Suppose a strategy with constant $c$ earns $f(c)D$ points in expectation. Then with probability $1-c^2$, it succeeds on the first try and earns $cD$ points; with probability $c^2$, it fails on the first try, and continuing in the same way earns $f(c) \sqrt{\beta} c D$ points in expectation. Therefore $$ f(c) D = (1-c^2)c D + c^2 f(c) \sqrt{\beta} c D \implies f(c) = \frac{c - c^3}{1 - c^3 \sqrt{\beta}}. $$ To find the optimal strategy, we maximize $f(c)$ over all $c \in [0,1]$. This does not require fancy methods - just set $f'(c)=0$ - but we have to solve an ugly polynomial equation. To get a sense of the answer, we can look at special cases.

• As $\beta \to 1$ (in the limit, the battery does not drain at all when used), the optimal $c$ approaches $1$ as well. This makes sense; in this case, we lose nothing at all by clicking, so we want to click all the time.
• For $\beta = (\frac{22}{27})^2 \approx 0.66$, the equation is particularly nice and gives us $c = \frac34$ as the solution. We click at distances $\frac34D, \frac{11}{24}D, \frac{121}{432}D$, and so on, multiplying by $c\sqrt{\beta} = \frac{11}{18}$ each time.
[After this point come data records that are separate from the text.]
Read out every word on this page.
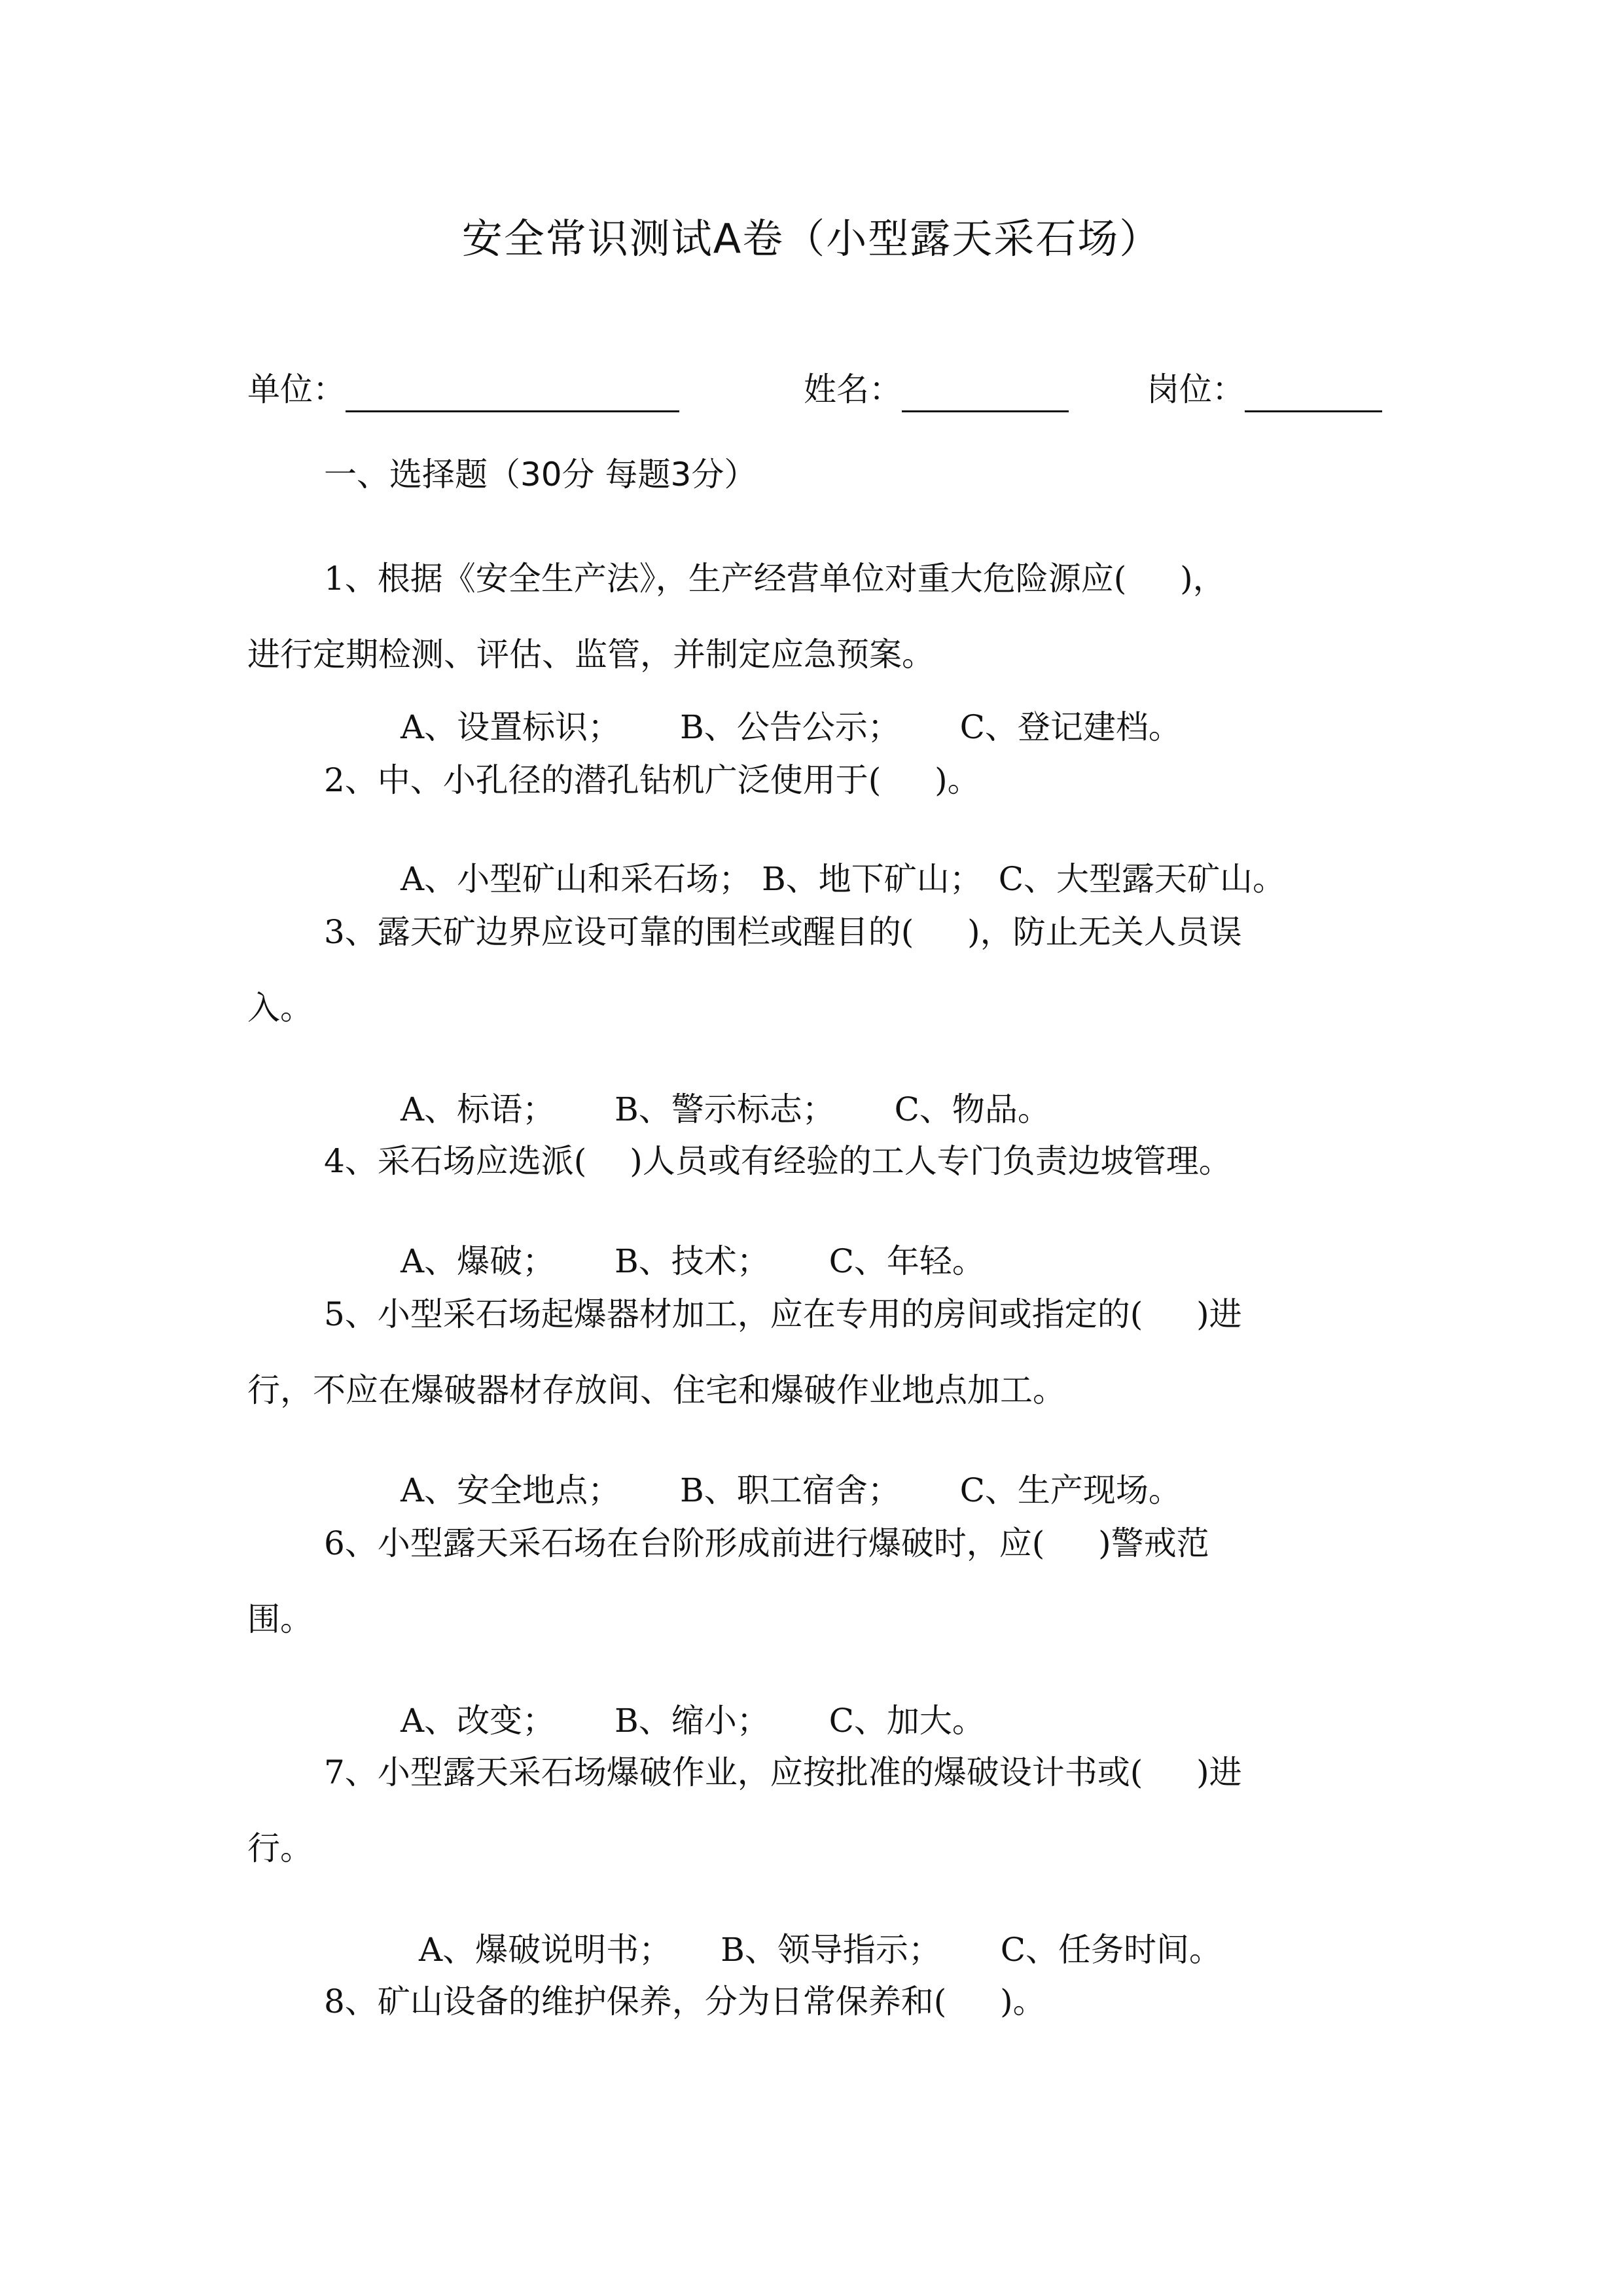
安全常识测试A卷（小型露天采石场）
单位：	姓名：	岗位：
一、选择题（30分 每题3分）
1、根据《安全生产法》，生产经营单位对重大危险源应(　  )，
进行定期检测、评估、监管，并制定应急预案。
A、设置标识；　　 B、公告公示；　　 C、登记建档。
2、中、小孔径的潜孔钻机广泛使用于(　  )。
A、小型矿山和采石场； B、地下矿山；　C、大型露天矿山。
3、露天矿边界应设可靠的围栏或醒目的(　  )，防止无关人员误
入。
A、标语；　　 B、警示标志；　　 C、物品。
4、采石场应选派(　 )人员或有经验的工人专门负责边坡管理。
A、爆破；　　 B、技术；　　 C、年轻。
5、小型采石场起爆器材加工，应在专用的房间或指定的(　  )进
行，不应在爆破器材存放间、住宅和爆破作业地点加工。
A、安全地点；　　 B、职工宿舍；　　 C、生产现场。
6、小型露天采石场在台阶形成前进行爆破时，应(　  )警戒范
围。
A、改变；　　 B、缩小；　　 C、加大。
7、小型露天采石场爆破作业，应按批准的爆破设计书或(　  )进
行。
A、爆破说明书；　　B、领导指示；　　 C、任务时间。
8、矿山设备的维护保养，分为日常保养和(　  )。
Each time we click, we have a $1-c^2 = \frac{7}{16}$ chance of winning.
• For $\beta = \frac14$, the optimal $c$ is about $0.653$ and satisfies $c^3-3c^2+1 = 0$. We click at distances $cD, \frac12c^2D, \frac14 c^3D, \frac18 c^4 D$, and so on (multiplying by $c\sqrt{\beta} = \frac12c$ at each step).
• For $\beta=0$, the optimal $c$ is $\frac1{\sqrt3} \approx 0.577$. Here, we click at distance $\frac{D}{\sqrt 3}$ and win with probability $\frac23$; the remaining $\frac13$ of the time, we must go all the way to the car. (This is probably best understood as a limit $\beta \to 0$.)

Assuming $V_0$ is sampled from a uniform distribution is only one possible situation. Other situations are more complicated, since the distribution changes shape as we update on the key not working; our strategy can no longer be described by a simple procedure.